Photos have been taken of the doctors with a banner reading “Climate breakdown will cause a global health disaster”, which they will display and share, and some are donating Friday’s wages to charities such as Medact.

He says he has been making changes in his life for about five years, has joined the Doctors for Extinction Rebellion group, and admits the thought of the future his children will inherit keeps him awake at night.

“As a doctor, my role is largely to analyse data, apply that to specific patient scenarios in order to

risk, communicate that to the patient and formulate a sensible plan to preserve or improve health and wellbeing,” he said. “Of all the data and research doctors are exposed to, the data on climate breakdown and its catastrophic affect on health and wellbeing is the most compelling.
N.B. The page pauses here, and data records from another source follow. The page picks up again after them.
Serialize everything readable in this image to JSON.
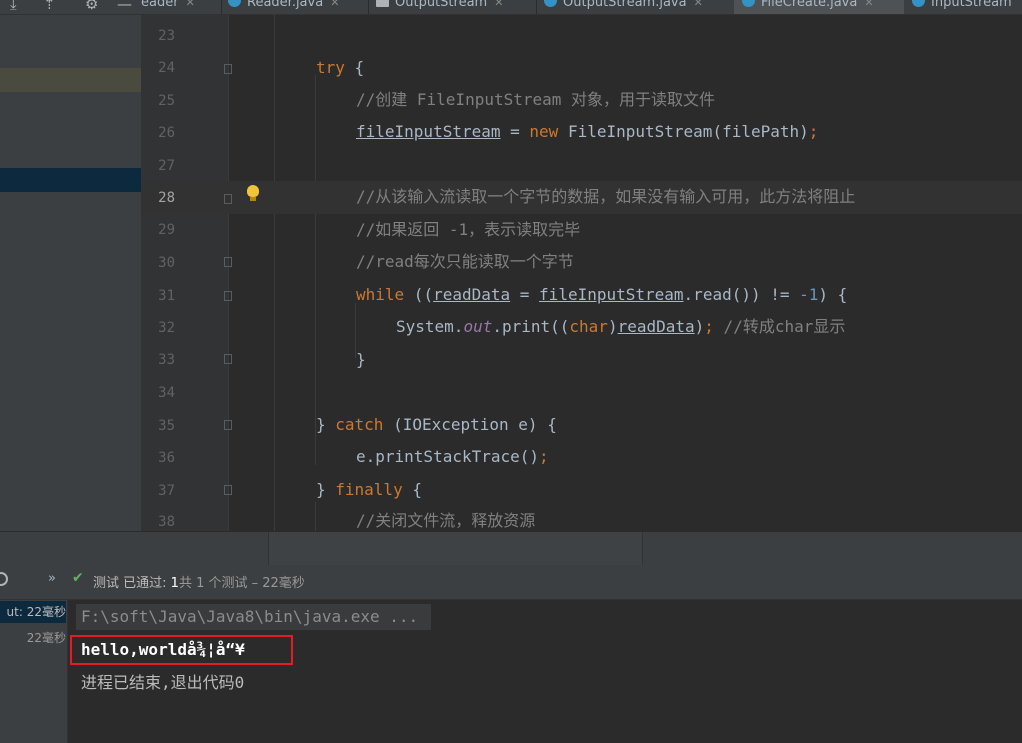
{
  "toolbar": {
    "icons": [
      "scroll-to-end-icon",
      "scroll-from-source-icon",
      "gear-icon",
      "minimize-icon"
    ]
  },
  "tabs": [
    {
      "label": "eader",
      "icon": "java-file-icon",
      "color": "#4fa3d8",
      "active": false
    },
    {
      "label": "Reader.java",
      "icon": "java-class-icon",
      "color": "#3592c4",
      "active": false
    },
    {
      "label": "OutputStream",
      "icon": "java-class-icon",
      "color": "#b0b3b5",
      "active": false
    },
    {
      "label": "OutputStream.java",
      "icon": "java-class-icon",
      "color": "#3592c4",
      "active": false
    },
    {
      "label": "FileCreate.java",
      "icon": "java-class-icon",
      "color": "#3592c4",
      "active": true
    },
    {
      "label": "InputStream",
      "icon": "java-class-icon",
      "color": "#3592c4",
      "active": false
    }
  ],
  "editor": {
    "line_numbers": [
      "23",
      "24",
      "25",
      "26",
      "27",
      "28",
      "29",
      "30",
      "31",
      "32",
      "33",
      "34",
      "35",
      "36",
      "37",
      "38"
    ],
    "current_line": "28",
    "code": {
      "l24_try": "try",
      "l24_brace": " {",
      "l25_comment": "//创建 FileInputStream 对象，用于读取文件",
      "l26_var": "fileInputStream",
      "l26_eq": " = ",
      "l26_new": "new",
      "l26_rest": " FileInputStream(filePath)",
      "l26_semi": ";",
      "l28_comment": "//从该输入流读取一个字节的数据，如果没有输入可用，此方法将阻止",
      "l29_comment": "//如果返回 -1，表示读取完毕",
      "l30_comment": "//read每次只能读取一个字节",
      "l31_while": "while",
      "l31_a": " ((",
      "l31_readData": "readData",
      "l31_b": " = ",
      "l31_fis": "fileInputStream",
      "l31_c": ".read()) != ",
      "l31_num": "-1",
      "l31_d": ") {",
      "l32_a": "System.",
      "l32_out": "out",
      "l32_b": ".print((",
      "l32_char": "char",
      "l32_c": ")",
      "l32_readData": "readData",
      "l32_d": ")",
      "l32_semi": ";",
      "l32_comment": " //转成char显示",
      "l33": "}",
      "l35_a": "} ",
      "l35_catch": "catch",
      "l35_b": " (IOException e) {",
      "l36_a": "e.printStackTrace()",
      "l36_semi": ";",
      "l37_a": "} ",
      "l37_finally": "finally",
      "l37_b": " {",
      "l38_comment": "//关闭文件流，释放资源"
    }
  },
  "status": {
    "expand_icon": "»",
    "check_icon": "✔",
    "label": "测试 已通过: ",
    "count": "1",
    "summary": "共 1 个测试 – 22毫秒"
  },
  "run_tree": [
    {
      "label": "ut: 22毫秒",
      "selected": true
    },
    {
      "label": "22毫秒",
      "selected": false
    }
  ],
  "console": {
    "command": "F:\\soft\\Java\\Java8\\bin\\java.exe ...",
    "output": "hello,worldå¾¦å“¥",
    "exit": "进程已结束,退出代码0"
  },
  "colors": {
    "highlight_box": "#e51c23",
    "keyword": "#cc7832",
    "comment": "#808080",
    "pass_green": "#5fb45f"
  }
}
It trumps all other considerations because if we do not get our response to that issue right, most the other fights we are engaged in to preserve and protect peoples’ health and wellbeing will be largely for naught.

“In a world of scarcity, mass migration and war, humanity has a terrible track record of a rise in fascism and that always has a catastrophic impact on the most vulnerable in society. As a doctor I feel the need to do what I can to avert such outcomes.”

Elizabeth Cripps, a climate justice researcher at the University of Edinburgh, a mother of two, and co-organiser of Edinburgh Mothers Rise Up said that she had been compelled to get more involved in taking action after attending previous youth strikes. “My children are still young but by the time they are teenagers it will be getting closer to 2030 [when scientists believe irreversible effects will take hold]. I feel I have to act now on my children’s behalf.”

She said though she understood the difficulty of taking action on Friday due to busy schedules but insisted it didn’t need to be complicated. “I think if everyone can just do what they can, that would be powerful,” she said. “People are comparing this to the suffragette movement – it’s led by people who don’t have the vote and still sending a strong message. The young people have gone about it in such a mature way. But as adults we do have political power so we can use that.

“It’s about getting all governments to recognise the need to take action and avoid this. In Scotland the government is moving in the right direction and has made a lot of progress but while it is still relying on fossil fuels and continuing to oil it is hard to really put out a message about sustainability.”

Peter Fisher, an Edinburgh-based director of architecture firm Bennetts Associates said all of the firms UK offices will be closed for the day. The practice has a special interest in sustainability and several members have joined Extinction Rebellion. In the morning architects in London, Manchester and Edinburgh will join local marches with colleagues and in the afternoon they will link up to discuss environmental projects. He said: “It’s incredible to think it was just over a year ago that that everyone said [of Greta Thunberg] that there was no point in sitting outside the Parliament on your own. There’s something so powerful about a young generation saying to those who came before: “you have failed”. But we are genuinely noticing a change. It’s now moving up the agenda very quickly.”

Erin Curtis of the Scottish Youth Climate Strikes said it was important that the climate strikes had been youth-led. “We are the ones who will feel the effects of climate change,” she said. “This is our future and its powerful that we stand up for it. But now it’s really important that older generations also stand in solidarity with us. Adults need to come on Friday to show that this is a critical issue and they are willing to help.”